Dans toutes ces occasions, j’ai constaté une mobilisation sans faille de ces personnels pour exercer les missions qui leur étaient confiées par nos concitoyens.

« Surveiller et prévenir », pourrait être la nouvelle devise de ceux qui, jour après jour, assurent, souvent dans des conditions difficiles, l’exécution des décisions de justice, mais également éduquent, enseignent et accompagnent vers la réinsertion.

C’est dire que la situation que je découvre lorsque je visite des prisons est très différente de l’image véhiculée dans les media. La prison fait débat en France et c’est à l’honneur de notre démocratie.

Ce débat, je souhaite le mener dans la transparence et de manière objective. Il doit éviter la caricature et les amalgames qui visent, sous couvert de défendre la dignité des prisonniers, à imposer une vision de la justice et de la prison qui a été clairement rejetée par les Français il y a trois ans.

C’est ainsi que certains sont allés jusqu’à écrire que les prisons étaient la honte de la République.

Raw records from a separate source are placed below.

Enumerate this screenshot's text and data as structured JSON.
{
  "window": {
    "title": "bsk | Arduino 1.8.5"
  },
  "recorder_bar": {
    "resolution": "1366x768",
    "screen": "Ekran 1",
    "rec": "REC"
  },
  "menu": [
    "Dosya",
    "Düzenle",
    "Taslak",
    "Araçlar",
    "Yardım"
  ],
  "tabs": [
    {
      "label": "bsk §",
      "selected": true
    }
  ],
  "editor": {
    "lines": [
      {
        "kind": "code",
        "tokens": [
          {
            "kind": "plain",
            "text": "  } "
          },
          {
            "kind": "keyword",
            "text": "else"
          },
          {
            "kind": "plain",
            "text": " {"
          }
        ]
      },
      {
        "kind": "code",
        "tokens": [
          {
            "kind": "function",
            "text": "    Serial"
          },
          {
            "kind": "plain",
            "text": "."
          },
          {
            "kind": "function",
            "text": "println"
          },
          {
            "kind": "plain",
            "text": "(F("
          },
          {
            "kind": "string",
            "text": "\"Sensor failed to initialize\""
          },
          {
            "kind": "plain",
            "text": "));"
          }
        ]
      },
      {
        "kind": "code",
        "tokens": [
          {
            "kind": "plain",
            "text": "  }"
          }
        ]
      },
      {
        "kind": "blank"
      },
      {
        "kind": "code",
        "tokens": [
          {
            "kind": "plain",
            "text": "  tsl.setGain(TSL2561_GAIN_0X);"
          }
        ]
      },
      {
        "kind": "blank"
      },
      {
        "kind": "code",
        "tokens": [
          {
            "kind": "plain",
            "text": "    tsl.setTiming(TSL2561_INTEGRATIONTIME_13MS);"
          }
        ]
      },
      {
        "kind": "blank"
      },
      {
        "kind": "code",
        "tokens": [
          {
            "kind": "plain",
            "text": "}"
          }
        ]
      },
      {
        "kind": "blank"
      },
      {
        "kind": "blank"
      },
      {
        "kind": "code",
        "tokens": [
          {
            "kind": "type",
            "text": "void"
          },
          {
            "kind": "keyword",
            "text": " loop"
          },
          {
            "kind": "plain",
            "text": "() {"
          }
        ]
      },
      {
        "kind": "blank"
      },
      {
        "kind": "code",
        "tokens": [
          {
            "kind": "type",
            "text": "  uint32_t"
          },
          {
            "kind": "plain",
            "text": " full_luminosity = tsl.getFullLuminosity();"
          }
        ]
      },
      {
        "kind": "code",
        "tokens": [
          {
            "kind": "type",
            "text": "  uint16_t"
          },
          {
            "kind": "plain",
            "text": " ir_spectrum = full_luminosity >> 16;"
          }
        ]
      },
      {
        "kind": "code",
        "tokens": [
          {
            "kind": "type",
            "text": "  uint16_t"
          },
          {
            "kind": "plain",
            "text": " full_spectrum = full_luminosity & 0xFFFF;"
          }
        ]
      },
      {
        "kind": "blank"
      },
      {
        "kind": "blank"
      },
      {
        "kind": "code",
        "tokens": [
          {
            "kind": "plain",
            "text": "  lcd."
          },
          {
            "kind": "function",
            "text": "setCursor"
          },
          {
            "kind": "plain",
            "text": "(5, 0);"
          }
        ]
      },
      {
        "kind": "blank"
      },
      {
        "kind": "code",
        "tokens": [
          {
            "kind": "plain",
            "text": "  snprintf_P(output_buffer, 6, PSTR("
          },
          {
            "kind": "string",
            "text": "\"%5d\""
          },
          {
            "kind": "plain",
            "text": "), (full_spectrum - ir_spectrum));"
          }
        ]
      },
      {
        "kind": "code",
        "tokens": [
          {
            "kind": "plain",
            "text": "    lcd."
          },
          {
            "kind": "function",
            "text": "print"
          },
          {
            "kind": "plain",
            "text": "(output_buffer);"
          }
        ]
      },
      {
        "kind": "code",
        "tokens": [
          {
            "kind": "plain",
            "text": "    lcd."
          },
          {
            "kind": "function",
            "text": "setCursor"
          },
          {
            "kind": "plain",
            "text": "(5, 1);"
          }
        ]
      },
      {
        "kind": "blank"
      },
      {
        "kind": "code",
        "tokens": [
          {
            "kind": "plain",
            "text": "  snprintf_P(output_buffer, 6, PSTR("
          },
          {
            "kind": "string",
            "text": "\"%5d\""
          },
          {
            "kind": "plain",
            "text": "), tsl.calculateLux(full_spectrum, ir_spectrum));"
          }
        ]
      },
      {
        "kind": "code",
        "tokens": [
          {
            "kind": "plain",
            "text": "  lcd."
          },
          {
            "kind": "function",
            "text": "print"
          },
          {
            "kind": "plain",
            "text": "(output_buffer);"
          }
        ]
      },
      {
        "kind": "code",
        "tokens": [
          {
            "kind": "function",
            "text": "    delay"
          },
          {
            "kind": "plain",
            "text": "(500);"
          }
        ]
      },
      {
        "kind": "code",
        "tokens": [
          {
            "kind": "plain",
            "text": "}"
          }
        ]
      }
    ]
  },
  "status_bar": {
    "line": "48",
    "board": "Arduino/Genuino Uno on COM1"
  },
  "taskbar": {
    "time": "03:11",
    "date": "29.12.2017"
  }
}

Que le parc pénitentiaire soit pour partie trop ancien, que nous manquions de places de prison, que nous devions poursuivre nos efforts en matière de santé et singulièrement en matière de santé mentale en prison, qu’il y ait des marges de progression dans notre politique de réinsertion. Tout cela est vrai. Mais cela n’autorise pas les contrevérités que j’entends proférer ici ou là.

La Nation a entrepris des efforts considérables pour ses prisons, d’autant plus considérables, d’ailleurs, qu’on a trop attendu pour le faire.

Alors qu’entre 1900 et 1986, seules 14 500 places de prison ont été construites, les gouvernements appartenant à l’actuelle majorité ont réalisé des efforts sans précédent pour moderniser le parc pénitentiaire.

En 1986, Albin Chalandon lance un programme ambitieux de construction de 13 000 places de prison.

En 1994, c’est le programme Méhaignerie, qui prévoit la construction de 4 000 places.

Enfin, la loi d’orientation et de programmation pour la justice, votée en 2002, prévoit la construction de 13 200 places, dont les premières verront le jour en 2007.

La situation dans les prisons françaises ne sera conforme à notre tradition humaniste qu’à la sortie de ce lourd programme immobilier. Il serait paradoxal de s’entendre aujourd’hui critiquer par ceux qui se disent les champions des droits de l’homme et qui sont ceux de l’inaction.

Il va de soit que ces établissements seront dotés des personnels nécessaires à leur fonctionnement. Ainsi, la loi d’orientation et de programmation pour la justice a prévu sur 5 ans la création de 3.740 emplois pour l’administration pénitentiaire. En 2006, l’Ecole Nationale d’Administration Pénitentiaire accueillera, d’ailleurs, 2.300 élèves, dont 1.700 surveillants et 300 travailleurs sociaux.

Cette politique de construction d’établissements pénitentiaires conduira à de réelles améliorations pour les détenus. Les cellules seront plus confortables, les douches seront individuelles, les espaces de loisirs plus accueillants et les parloirs familiaux plus nombreux.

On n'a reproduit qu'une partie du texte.